Tout en ménageant une tension folle (l’explosion d’une bombe, l’implosion d’un homme), Christopher Nolan nous plonge dans un maelström sensoriel puissant qui doit énormément à la force évocatrice des images léchées du chef opérateur Hoyte Van Hoytema, mais aussi au sound design et à la magistrale composition musicale signée Ludwig Göransson. De l’orfèvrerie. Du grand art. Mais aussi une véritable expérience viscérale pour le spectateur, invité à découvrir la naissance d’une ère terrifiante. Le metteur en scène ne se contente pas de suivre la trajectoire d’Oppie, des bancs de l’université à son passage sous les fourches caudines des autorités gouvernementales, en plein maccarthysme, il transcende le substrat du biopic plan-plan pour proposer un vrai moment de cinéma qui se décline en plusieurs genres : portrait intimiste, fresque politique, thriller psychologique, film de procès, drame historique, et même quelques accents de western.

Des hommes…

Film d’auteur, œuvre expérimentale, blockbuster, « Oppenheimer », c’est tout cela à la fois. Une superproduction intelligente qui dose parfaitement ses effets et ne s’interdit pas d’y aller à fond dans la prolixité, à l’image des scénarios paraphés par Aaron Sorkin (The Social Network, The Newsroom). Verbeux, le métrage multiplie les scènes de logorrhée en champ-contrechamp. Des dialogues parfois sentencieux, mais qui font toujours sens, parfaitement digérés par un casting aux petits oignons gorgé de vedettes. C’est bien vu, car ce défilé de stars, dont quelques caméos bien choisis, aide le spectateur à s’y retrouver dans l’immense galerie de personnages historiques. Du héros (Cillian Murphy, magnétique et impressionnant de sincérité dans la peau de ce Prométhée) aux rôles secondaires parfaitement habités (Matt Damon, parfait !), tous s’illustrent devant l’œil de la caméra. On retiendra surtout l’intensité de Robert Downey Jr. qui livre ici une performance digne d’une statuette dorée.

…et des femmes ?

Comme à l’accoutumée dans le cinéma très masculin de Christopher Nolan, on peut regretter le peu de place laissée à la gente féminine. Emily Blunt s’en sort avec le plus grand des honneurs.
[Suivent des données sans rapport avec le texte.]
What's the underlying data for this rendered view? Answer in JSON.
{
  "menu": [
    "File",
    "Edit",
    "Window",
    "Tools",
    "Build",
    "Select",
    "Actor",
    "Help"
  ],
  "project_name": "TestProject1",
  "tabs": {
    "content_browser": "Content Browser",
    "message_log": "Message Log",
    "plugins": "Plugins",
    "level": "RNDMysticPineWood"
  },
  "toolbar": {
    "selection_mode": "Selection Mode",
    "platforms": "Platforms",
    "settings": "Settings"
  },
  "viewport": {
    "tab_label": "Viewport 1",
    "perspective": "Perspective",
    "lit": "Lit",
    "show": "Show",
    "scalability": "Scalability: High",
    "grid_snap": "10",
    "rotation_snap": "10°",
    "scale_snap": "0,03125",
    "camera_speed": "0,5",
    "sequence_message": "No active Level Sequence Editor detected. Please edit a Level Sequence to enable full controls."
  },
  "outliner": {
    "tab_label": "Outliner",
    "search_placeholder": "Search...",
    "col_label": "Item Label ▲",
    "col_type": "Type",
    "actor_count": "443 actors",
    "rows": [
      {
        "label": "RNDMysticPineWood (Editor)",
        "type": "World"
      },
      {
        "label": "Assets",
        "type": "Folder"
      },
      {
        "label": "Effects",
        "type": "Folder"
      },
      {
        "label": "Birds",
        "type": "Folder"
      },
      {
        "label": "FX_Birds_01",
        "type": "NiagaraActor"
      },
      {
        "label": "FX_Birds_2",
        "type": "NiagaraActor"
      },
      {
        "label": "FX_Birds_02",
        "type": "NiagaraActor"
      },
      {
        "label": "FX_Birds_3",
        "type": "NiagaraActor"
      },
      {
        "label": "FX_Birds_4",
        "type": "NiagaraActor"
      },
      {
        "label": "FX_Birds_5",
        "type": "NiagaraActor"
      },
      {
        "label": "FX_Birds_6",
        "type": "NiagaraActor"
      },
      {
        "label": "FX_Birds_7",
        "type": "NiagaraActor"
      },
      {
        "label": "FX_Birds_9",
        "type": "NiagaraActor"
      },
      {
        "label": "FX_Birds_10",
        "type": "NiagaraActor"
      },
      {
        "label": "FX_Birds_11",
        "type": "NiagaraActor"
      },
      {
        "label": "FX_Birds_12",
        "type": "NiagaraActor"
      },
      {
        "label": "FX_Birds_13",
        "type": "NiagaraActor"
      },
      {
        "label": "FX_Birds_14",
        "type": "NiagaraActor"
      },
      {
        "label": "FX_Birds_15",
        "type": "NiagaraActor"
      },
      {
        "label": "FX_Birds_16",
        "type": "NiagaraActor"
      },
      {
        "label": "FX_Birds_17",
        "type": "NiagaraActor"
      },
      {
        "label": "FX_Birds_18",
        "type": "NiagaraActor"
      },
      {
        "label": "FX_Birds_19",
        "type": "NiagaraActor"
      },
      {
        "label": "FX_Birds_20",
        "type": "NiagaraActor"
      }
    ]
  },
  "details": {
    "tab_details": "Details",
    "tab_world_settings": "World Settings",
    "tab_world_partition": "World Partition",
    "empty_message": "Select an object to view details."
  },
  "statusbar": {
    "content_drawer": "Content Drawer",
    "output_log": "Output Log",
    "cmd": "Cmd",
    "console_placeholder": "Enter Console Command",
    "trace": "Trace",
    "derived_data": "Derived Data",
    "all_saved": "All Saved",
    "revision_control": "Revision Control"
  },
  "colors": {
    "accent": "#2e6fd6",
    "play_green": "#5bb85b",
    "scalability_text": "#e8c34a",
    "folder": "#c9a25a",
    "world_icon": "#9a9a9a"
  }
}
La comédienne britannico-américaine prouve derechef qu’elle n’a pas besoin d’énormément de scènes pour laisser une empreinte indélébile, même si son personnage aurait mérité plus d’égard de la part du réalisateur. Anecdotique, le rôle de Florence Pugh, quant à lui, reste également dans la rétine du cinéphile car il est au cœur d’une séquence de nudité troublante dans sa manière d’aborder le point de vue des personnages, démontrant par-là toute la maestria de la mise en scène de Christopher Nolan, qui s’impose plus que jamais comme un ponte du septième art, à la fois formidable conteur d’histoires et brillant technicien de la pellicule. Vous l’aurez compris, « Oppenheimer » est le rendez-vous estival à ne pas manquer dans les salles obscures. Rendez-vous aux Oscars.